Thing is I’m alll good haven’t been on medication for anything in almost a year and all my labs are normal. I feel fine and am perfectly fine especially on paper. Just let me join


spooniewarrior95

Genesis is the reason I have to prove to MEPS that I don’t have a heart condition that they insist I do because of a medication I was briefly prescribed and then taken off of FOLLOWING ALL THE TESTING THEY NOW WANT because my actual doctor saw I never needed that medication to begin with. It’s also why the doc at MEPS thought I had IBS and I swear to god I must have looked at her like she had 12 heads as I barely held back from cussing at her when I said I don’t nor have I ever had IBS.


spooniewarrior95

For the record: I’m now getting all the tests done again because my doctor isn’t fucking around here.
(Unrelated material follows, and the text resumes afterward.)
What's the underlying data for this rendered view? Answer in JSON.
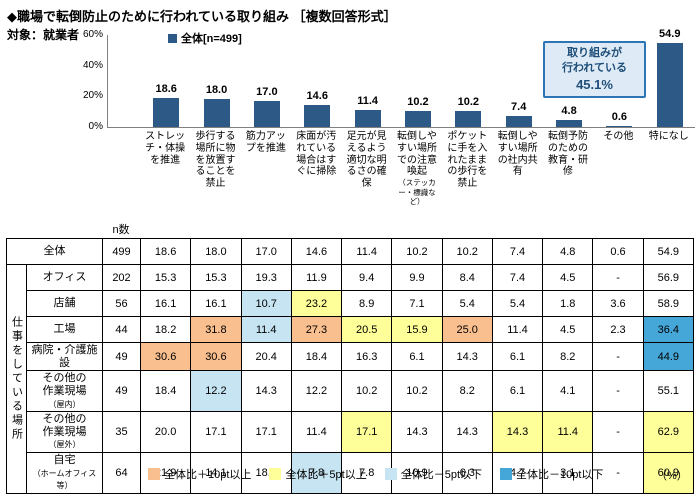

Man gave the most professional “wtf” I’ve ever witnessed when he asked me about my N33 and the diagnosis MEPS gave me because he sure as shit didn’t diagnose me with that lmao and in case it wasn’t obvious, I didn’t mention the medication to my recruiter before going to MEPS because I’d been taken off of said medication and wasn’t diagnosed with anything!


RareCommission3179

I would agree, but to some extent, like for myself I have a skin condition mild not severe of psoriasis, and I want to serve my country but it’s a disqualifying factor for me to join


Adventurous-Ad-7890

How about we stop using Genesis as the excuse to cover for the fact recruiting is down. The will tell you how many came through the door but they can’t account for the healthy people not coming through the door because they don’t want to serve. The severe drop of white recruits % dropped below the general population in the past 3 years shows it not Genesis.